April issue 2013

By | Here and Now | Published 12 years ago

Elia Kazan brought Tennessee Williams’ Pulitzer Prize winning stage play A Streetcar Named Desire to the big screen in 1951. Williams was known for exploring themes of class, the diminishing status of the American south, the burden of appearance and human nature’s proclivity for cruelty through a cast of eccentric, yet vulnerable, female protagonists. These flawed women, often objects of ridicule and contempt, are also laid bare as sympathetic figures who are intelligent, sensitive and who often battle to maintain a facade of strength.

Blanche DuBois (Vivien Leigh), despite what her name may suggest, is a woman in the shadows. A Southern belle obsessed with her appearance and once high social status, she has a penchant for long baths and luxury.

The film begins with Blanche moving into her sister, Stella’s (Kim Hunter) home. Blanche straightaway looks down on Stella’s working class “Polack” husband, Stanley (Marlon Brando), questioning her sister’s choice of a man who is “common,” “vulgar” and “a bit on the primitive side.” Stanley is a menacingly handsome yet brutish young man who says and does what he wants, never veiling his words or intentions. He yells, smashes plates against the wall and even beats his wife in one scene, only to turn into a weeping mess soon after, begging her to return to him. He sees Blanche as an intruder who is sabotaging his relationship with Stella. Blanche’s hypocrisy, delusions and sense of superiority infuriate him. He raises suspicions as to how Blanche can afford such ‘luxuries’ (not quite, as the fur is fake and the “tiara for an empress” is made of rhinestone) on a meagre teacher’s salary.

Mitch, Stanley’s friend who wants to marry Blanche, tranforms from a bumbling and infatuated suitor to a vicious opportunist upon discovering her less than chaste nature. After condemning her as “not clean enough” to introduce to his mother, he proceeds to make advances on her.

As flawed as Blanche may be, audiences are sympathetic towards her. We realise that she is a victim who cloaks the realities of her life with innocent and almost child-like fantasies in order to survive in a male-dominated, judgmental and harsh world. Stella, enamoured by Stanley’s rough and callous ‘masculinity’, but loyal to Blanche, remarks, “Nobody, nobody, was tender and trusting as she was. But people like you abused her, and forced her to change.”

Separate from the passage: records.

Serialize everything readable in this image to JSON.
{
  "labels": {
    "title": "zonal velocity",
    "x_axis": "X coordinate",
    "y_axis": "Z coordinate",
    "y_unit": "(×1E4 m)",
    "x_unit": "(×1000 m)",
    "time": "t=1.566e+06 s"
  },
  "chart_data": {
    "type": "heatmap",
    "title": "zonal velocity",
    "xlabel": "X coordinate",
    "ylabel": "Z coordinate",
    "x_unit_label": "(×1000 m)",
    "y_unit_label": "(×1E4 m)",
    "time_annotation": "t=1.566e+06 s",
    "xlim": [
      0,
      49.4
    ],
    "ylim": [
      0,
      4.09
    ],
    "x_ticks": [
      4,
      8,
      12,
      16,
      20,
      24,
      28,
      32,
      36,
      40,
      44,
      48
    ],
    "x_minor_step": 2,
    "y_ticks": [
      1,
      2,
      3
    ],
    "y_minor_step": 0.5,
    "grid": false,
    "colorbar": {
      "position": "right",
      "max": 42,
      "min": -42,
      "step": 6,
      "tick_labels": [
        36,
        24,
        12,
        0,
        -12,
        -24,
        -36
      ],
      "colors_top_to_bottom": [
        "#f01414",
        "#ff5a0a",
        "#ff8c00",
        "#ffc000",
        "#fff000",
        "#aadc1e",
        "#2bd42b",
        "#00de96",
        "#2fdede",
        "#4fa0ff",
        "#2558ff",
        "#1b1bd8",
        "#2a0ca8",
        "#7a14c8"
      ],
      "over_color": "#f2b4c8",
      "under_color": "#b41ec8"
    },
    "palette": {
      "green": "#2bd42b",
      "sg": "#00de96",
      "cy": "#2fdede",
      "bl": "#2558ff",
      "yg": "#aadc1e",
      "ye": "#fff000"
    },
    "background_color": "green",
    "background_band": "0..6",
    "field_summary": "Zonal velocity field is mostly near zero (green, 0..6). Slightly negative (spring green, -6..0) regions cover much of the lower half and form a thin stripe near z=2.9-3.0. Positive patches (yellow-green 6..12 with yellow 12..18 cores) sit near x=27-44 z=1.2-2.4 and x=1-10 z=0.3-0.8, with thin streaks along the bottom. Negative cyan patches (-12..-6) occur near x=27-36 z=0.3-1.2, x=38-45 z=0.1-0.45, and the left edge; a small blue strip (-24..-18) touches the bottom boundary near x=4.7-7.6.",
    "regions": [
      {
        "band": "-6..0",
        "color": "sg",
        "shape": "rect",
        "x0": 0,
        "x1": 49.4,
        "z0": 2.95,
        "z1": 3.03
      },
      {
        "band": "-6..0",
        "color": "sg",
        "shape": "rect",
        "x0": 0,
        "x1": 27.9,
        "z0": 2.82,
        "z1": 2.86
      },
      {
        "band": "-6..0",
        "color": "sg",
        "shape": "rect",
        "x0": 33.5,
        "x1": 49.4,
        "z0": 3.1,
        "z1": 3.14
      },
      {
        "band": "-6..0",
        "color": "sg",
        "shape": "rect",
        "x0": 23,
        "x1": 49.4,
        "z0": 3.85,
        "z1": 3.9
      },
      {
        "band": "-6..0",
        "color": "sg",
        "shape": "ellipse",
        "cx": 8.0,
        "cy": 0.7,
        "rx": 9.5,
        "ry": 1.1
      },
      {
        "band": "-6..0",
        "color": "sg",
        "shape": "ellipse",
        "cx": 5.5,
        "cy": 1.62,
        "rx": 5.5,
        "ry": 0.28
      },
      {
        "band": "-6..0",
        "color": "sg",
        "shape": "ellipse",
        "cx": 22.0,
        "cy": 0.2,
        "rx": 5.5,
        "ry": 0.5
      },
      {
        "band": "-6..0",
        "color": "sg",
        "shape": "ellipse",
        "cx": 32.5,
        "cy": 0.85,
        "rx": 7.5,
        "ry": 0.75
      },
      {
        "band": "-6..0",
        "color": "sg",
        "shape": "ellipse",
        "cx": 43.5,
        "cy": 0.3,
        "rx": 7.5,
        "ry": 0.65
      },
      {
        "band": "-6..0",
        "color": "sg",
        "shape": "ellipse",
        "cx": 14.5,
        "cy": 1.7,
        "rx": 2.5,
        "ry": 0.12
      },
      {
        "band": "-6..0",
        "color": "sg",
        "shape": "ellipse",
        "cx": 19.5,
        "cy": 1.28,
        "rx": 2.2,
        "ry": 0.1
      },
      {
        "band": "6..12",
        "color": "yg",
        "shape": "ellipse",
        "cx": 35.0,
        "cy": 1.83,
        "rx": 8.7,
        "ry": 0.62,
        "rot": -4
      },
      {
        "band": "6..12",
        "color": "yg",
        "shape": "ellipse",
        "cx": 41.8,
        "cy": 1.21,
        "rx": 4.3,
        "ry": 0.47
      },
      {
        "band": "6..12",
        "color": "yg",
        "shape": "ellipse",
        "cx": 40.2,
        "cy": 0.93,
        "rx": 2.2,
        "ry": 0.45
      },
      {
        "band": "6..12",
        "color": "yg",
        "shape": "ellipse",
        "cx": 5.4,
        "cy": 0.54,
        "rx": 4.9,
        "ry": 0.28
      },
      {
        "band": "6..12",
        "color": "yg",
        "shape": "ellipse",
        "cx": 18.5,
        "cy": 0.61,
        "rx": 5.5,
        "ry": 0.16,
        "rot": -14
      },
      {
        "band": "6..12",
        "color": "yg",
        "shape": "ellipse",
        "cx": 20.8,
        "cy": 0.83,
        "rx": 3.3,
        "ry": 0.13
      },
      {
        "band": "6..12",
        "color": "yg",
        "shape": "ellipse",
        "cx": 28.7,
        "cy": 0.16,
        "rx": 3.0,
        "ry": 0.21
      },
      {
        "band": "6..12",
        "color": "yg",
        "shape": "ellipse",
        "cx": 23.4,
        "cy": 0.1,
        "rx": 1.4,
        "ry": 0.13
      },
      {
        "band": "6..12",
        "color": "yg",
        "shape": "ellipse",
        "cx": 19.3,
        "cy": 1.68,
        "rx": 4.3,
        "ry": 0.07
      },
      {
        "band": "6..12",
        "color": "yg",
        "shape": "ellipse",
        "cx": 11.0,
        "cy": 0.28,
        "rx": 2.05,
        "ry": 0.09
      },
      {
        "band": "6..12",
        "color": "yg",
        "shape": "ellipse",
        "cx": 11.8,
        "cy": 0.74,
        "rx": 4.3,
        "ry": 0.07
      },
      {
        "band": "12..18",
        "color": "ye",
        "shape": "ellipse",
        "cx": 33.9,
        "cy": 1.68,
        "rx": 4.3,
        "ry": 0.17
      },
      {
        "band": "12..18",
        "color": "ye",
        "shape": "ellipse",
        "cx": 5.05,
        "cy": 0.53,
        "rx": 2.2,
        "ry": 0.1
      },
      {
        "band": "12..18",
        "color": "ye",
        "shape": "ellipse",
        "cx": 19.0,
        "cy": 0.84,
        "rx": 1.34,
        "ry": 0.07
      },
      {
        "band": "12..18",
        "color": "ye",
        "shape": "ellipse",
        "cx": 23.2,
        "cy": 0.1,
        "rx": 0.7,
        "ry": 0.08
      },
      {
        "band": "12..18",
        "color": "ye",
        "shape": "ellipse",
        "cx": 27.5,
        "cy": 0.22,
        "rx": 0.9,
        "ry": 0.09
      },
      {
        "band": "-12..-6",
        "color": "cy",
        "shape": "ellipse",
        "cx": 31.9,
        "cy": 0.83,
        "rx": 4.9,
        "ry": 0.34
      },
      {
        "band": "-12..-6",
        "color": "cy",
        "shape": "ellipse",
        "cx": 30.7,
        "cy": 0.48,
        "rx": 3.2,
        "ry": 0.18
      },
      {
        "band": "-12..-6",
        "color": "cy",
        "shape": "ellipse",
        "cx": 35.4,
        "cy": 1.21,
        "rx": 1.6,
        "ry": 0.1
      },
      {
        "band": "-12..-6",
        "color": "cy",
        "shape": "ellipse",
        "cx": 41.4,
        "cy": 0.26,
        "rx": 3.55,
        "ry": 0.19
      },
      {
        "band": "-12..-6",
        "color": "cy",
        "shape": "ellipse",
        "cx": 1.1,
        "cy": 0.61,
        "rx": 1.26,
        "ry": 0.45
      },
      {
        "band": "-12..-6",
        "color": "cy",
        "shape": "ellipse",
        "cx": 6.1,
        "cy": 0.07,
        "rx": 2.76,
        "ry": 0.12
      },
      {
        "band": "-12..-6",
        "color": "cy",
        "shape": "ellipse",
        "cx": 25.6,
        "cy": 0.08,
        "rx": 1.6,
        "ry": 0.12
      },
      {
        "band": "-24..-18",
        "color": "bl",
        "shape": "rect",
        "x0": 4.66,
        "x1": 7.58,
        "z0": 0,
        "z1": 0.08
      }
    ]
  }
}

The final scene, where Stanley rapes an intoxicated and exposed Blanche, is the ultimate act of humiliation and brutality that leads to her mental breakdown. As she is being escorted by an old doctor (presumably to a psychiatric ward), she addresses him with a broken smile saying, “Whoever you are, I have always depended on the kindness of strangers” — her final words in the film.

In her Oscar-winning role, Vivien Leigh proved that she was by far one of the finest actresses to grace the silver screen. It is difficult to imagine anyone else play the neuroticism and fragility of Blanche more convincingly. Brando, who also got an Oscar nomination for this film, shot to fame with audiences and critics alike with his powerful breakthrough performance.

The writer is a journalist and former assistant editor at Newsline.